Did more than half of the men on the committee wear blue?

1 st statement is clearly Insuff...
2nd statement says 50% wear blue, hence "MORE" than 50% are definitely not wearing blue, even if all 50% are assumed to be men...hence answer to the question in No...SUFFICIENT.

Hence-B 2nd statement alone.

If we combine both statements, we have two extreme cases, either all the men wore blue or none of them wore blue. In both cases, the number of men wearing blue is equal to or below 50%. Hence, the answer should be C.

Hi, I can feel where u r heading to...a nice thought. However, what u may b trying to say can b deduced from B alone....

Thanx

Hi,

Your reasoning is on the right track. However, you are missing the point that 50% of the committee members and 50% of the male members on the committee are two different groups.

Second statement says that 50% of the committee members wore blue. That means if there are 100 members, 50 of them wore blue. But if there are 40 male members in the committee and 30 of them wore blue then more than 50% of the male members wore blue but for the committee still only 50% are wearing blue.

Hence the correct answer here would be E.

Hope all of the above makes sense.

Hi,

I do not think you are applying the right course of reasoning. There are no extremes here. Sure, the group of men is a subset of members of the committee. However, even if all the men on the committee are wearing blue, it could be less than 50% of the committee which is wearing blue.

For ex, if there are 30 men and all of them are wearing blue, and there are 100 members on the committee. Then, 100% of the male members are wearing blue, whereas not even 50% of the committee members are wearing blue. (Assuming that only the male members are wearing blue for the sake of this example)

Forget conventional ways of solving math questions. In DS, Variable approach is the easiest and quickest way to find the answer without actually solving the problem. Remember equal number of variables and independent equations ensures a solution.


Committee | Male | Female
-------------------------------
....Blue.....|.. \(a\)...|... \(b\)..
-------------------------------
....Other....|...\(c\)...|...\(d\)..
-------------------------------
\(a + b + c + d = 100\)

There are 4 variables and 1 equation. Thus the answer E is most likely.

1) \(a + c = 50\)
2) \(a + b = 50\)

The questions asks if \(\frac{a}{a+c} > \frac{1}{2}\).

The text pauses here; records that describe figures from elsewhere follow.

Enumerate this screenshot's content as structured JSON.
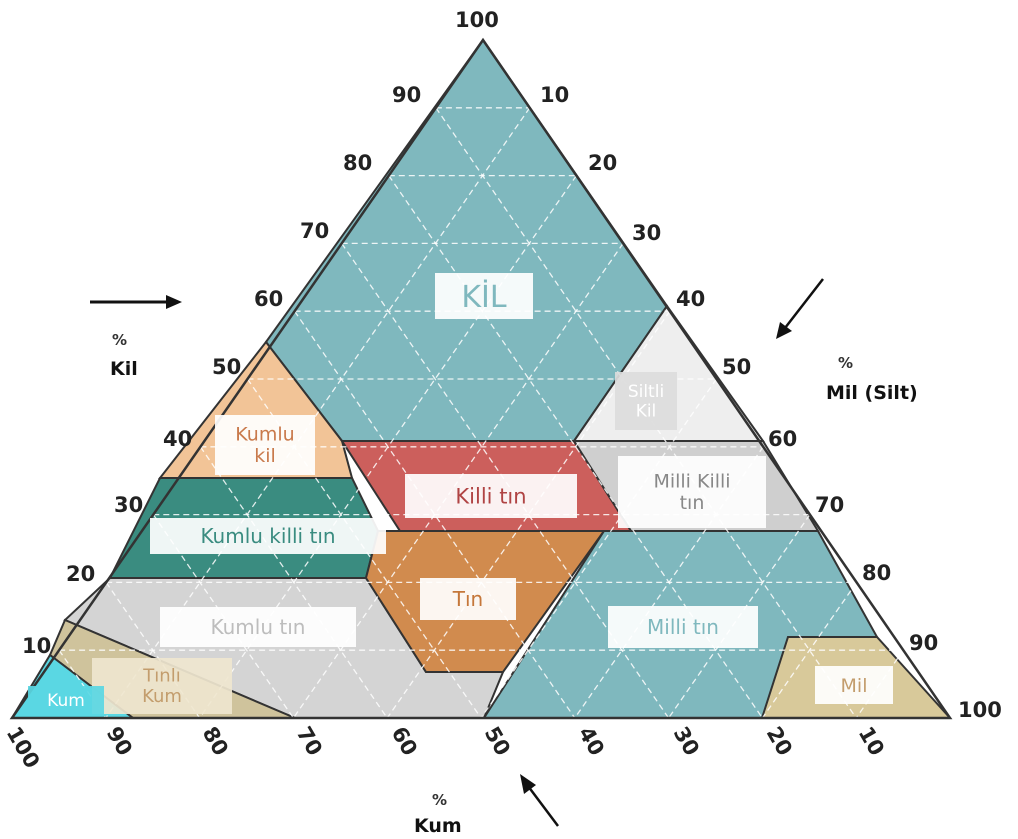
{
  "axes": {
    "clay": {
      "percent_sign": "%",
      "name": "Kil",
      "ticks": [
        "100",
        "90",
        "80",
        "70",
        "60",
        "50",
        "40",
        "30",
        "20",
        "10"
      ]
    },
    "silt": {
      "percent_sign": "%",
      "name": "Mil (Silt)",
      "ticks": [
        "10",
        "20",
        "30",
        "40",
        "50",
        "60",
        "70",
        "80",
        "90",
        "100"
      ]
    },
    "sand": {
      "percent_sign": "%",
      "name": "Kum",
      "ticks": [
        "100",
        "90",
        "80",
        "70",
        "60",
        "50",
        "40",
        "30",
        "20",
        "10"
      ]
    }
  },
  "regions": [
    {
      "id": "kil",
      "label": "KİL",
      "color": "#7fb8be"
    },
    {
      "id": "siltli-kil",
      "label": "Siltli Kil",
      "color": "#eeeeee"
    },
    {
      "id": "kumlu-kil",
      "label": "Kumlu kil",
      "color": "#f2c497"
    },
    {
      "id": "killi-tin",
      "label": "Killi tın",
      "color": "#cc5f5c"
    },
    {
      "id": "milli-killi-tin",
      "label": "Milli Killi tın",
      "color": "#cfcfcf"
    },
    {
      "id": "kumlu-killi-tin",
      "label": "Kumlu killi tın",
      "color": "#3a8c80"
    },
    {
      "id": "tin",
      "label": "Tın",
      "color": "#d18b4e"
    },
    {
      "id": "milli-tin",
      "label": "Milli tın",
      "color": "#7fb8be"
    },
    {
      "id": "kumlu-tin",
      "label": "Kumlu tın",
      "color": "#d4d4d4"
    },
    {
      "id": "tinli-kum",
      "label": "Tınlı Kum",
      "color": "#cfc39c"
    },
    {
      "id": "kum",
      "label": "Kum",
      "color": "#5ad7e3"
    },
    {
      "id": "mil",
      "label": "Mil",
      "color": "#d8c99a"
    }
  ]
}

When we consider both conditions 1) and 2), we can't identify the value of \(a\) from two equations \(a + c = 50\) and \(a + b = 50\).
Therefore, the answer is E.

For cases where we need 3 more equations, such as original conditions with “3 variables”, or “4 variables and 1 equation”, or “5 variables and 2 equations”, we have 1 equation each in both 1) and 2). Therefore, there is 80 % chance that E is the answer, while C has 15% chance and A, B or D has 5% chance. Since E is most likely to be the answer using 1) and 2) together according to DS definition. Obviously there may be cases where the answer is A, B, C or D.